December 27, 2014
Winter season has officially started and this past week we witnessed a change in weather patterns, cooler air blowing in from the north, ocean water temperatures dropping to an average of 77 degrees, off colored currents contributed to some scratchy fishing action, even though schooling yellowfin tuna, wahoo, dorado and striped marlin were seen on local grounds, getting them to bite was another story. Fish became more finicky as water conditions turned over, though this is not such a drastic change that we anticipate not having the action rebound as this latest weather front pass through.
Many families are now visiting for the Holiday Season, though not as many serious anglers at this time, most of them have already visited during the more favorable fall season. Though ocean water temperatures are now on a cooling trend, currents are still warmer than normal for this time frame and we are optimistic that anglers will enjoy great winter time action. At this time there are a wide variety of species in the area, though no particular type of fish are dominating the bite from day to day.

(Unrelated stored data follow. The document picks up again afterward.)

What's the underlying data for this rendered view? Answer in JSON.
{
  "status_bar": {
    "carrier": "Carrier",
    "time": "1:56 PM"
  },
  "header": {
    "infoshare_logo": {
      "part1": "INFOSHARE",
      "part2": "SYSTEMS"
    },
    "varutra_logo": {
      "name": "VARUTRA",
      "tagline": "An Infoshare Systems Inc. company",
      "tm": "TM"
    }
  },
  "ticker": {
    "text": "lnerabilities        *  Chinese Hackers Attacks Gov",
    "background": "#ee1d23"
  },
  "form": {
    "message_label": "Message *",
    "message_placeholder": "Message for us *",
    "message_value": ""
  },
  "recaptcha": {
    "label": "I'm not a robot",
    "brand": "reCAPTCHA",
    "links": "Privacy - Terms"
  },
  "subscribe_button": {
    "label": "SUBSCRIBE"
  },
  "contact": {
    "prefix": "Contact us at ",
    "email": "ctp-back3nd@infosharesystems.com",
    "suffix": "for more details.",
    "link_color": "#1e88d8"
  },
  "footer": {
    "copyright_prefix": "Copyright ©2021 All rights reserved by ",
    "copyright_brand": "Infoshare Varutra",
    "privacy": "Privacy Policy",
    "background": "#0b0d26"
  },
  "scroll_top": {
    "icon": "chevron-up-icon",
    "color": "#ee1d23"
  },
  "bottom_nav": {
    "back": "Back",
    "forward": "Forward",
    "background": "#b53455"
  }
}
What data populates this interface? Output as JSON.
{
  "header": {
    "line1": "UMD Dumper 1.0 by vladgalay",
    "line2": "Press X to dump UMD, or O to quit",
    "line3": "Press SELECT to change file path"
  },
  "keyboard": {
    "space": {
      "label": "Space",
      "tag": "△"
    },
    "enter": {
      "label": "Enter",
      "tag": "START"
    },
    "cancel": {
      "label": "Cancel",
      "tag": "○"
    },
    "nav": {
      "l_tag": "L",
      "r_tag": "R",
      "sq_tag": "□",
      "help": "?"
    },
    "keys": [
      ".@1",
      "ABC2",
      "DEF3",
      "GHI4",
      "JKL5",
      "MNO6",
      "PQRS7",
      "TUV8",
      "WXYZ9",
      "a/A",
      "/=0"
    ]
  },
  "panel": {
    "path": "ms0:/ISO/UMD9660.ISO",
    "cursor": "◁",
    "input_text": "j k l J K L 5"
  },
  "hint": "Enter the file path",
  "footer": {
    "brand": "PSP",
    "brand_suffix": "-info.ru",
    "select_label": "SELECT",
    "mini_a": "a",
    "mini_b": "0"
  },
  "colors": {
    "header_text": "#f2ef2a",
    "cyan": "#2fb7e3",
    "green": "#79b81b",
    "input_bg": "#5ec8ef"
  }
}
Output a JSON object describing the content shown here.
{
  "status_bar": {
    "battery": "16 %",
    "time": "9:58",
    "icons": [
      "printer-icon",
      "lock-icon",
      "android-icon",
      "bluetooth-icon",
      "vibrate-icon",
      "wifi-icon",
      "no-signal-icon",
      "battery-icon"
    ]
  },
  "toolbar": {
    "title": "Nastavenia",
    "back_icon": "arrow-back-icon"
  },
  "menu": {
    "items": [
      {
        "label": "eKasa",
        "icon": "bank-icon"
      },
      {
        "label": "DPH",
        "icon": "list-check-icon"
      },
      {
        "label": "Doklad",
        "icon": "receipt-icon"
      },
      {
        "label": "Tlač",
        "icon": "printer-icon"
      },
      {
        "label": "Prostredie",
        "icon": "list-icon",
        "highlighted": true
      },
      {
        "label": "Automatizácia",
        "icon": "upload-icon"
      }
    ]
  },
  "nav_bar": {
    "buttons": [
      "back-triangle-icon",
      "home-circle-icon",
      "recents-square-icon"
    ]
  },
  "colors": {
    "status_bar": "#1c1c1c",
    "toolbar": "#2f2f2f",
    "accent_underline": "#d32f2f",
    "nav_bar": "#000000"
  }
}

Bait suppliers are netting sardinas now from Red Hill and south towards Chileno, a bit more scattered than they had been, though with patience there have been sufficient supplies. Offshore of San Jose there were now schooling baitfish such as sardineta and a few mackerel moving onto the normal winter grounds. This attracted good numbers of striped marlin, though off colored conditions have scattered this action in recent days.
Yellowfin tuna and various skipjack, as well as some dorado and wahoo are rounding out the action for the majority of charters, no great numbers, but there are some quality catches being accounted for. Most consistent grounds have been from Punta Gorda and towards Vinorama. Though north winds have become a factor on these northern grounds. When the tuna did decide to come up and feed, anglers were able to hook into a handful of these yellowfin, average sizes were in the 10 to 20 lb. class. Same for the dorado and wahoo, most of these fish were less than 25 lb., though we did see one impressive 80 lb. wahoo accounted for, taken on a dead bait of Punta Gorda.
Inshore there were quite a few sierra found, though not many people have been targeting these fish, as there were chances of catching larger more sought after species without having to travel more than a few miles from shore. Bottom action is just starting to show signs of coming to life, one day last week some red crabs were found on the surface, these made great baits for red snapper, but have not been seen again, though some of these fish are striking on yo-yo jigs and other baitfish. Also some amberjack, cabrilla, triggerfish, bonito and pargo in the mix. We expect more of these rocky structure species to move into shallower waters, though to really be able to concentrate on this style of fishing you need the weather to cooperate and for the north winds to settle down.
Sea lions continue to be a pesky problem, waiting to ambush anglers hooked fish before they can be brought to gaff. Whales are slow to show in masses so far, we expect to see the larger concentrations of these mammals to appear in the coming weeks.
The combined panga fleets launching out of La Playita, Puerto Los Cabos Marina sent out approximately 60 charters for the week, with anglers reporting a fish count of:13 striped marlin, 48 dorado, 18 wahoo, 14 white skipjack, 124 yellowfin tuna, 22 bonito, 17 amberjack, 64 sierra, 10 roosterfish, 35 misc. pargo/snapper species, 1 island jack, 180 black skipjack and 25 triggerfish.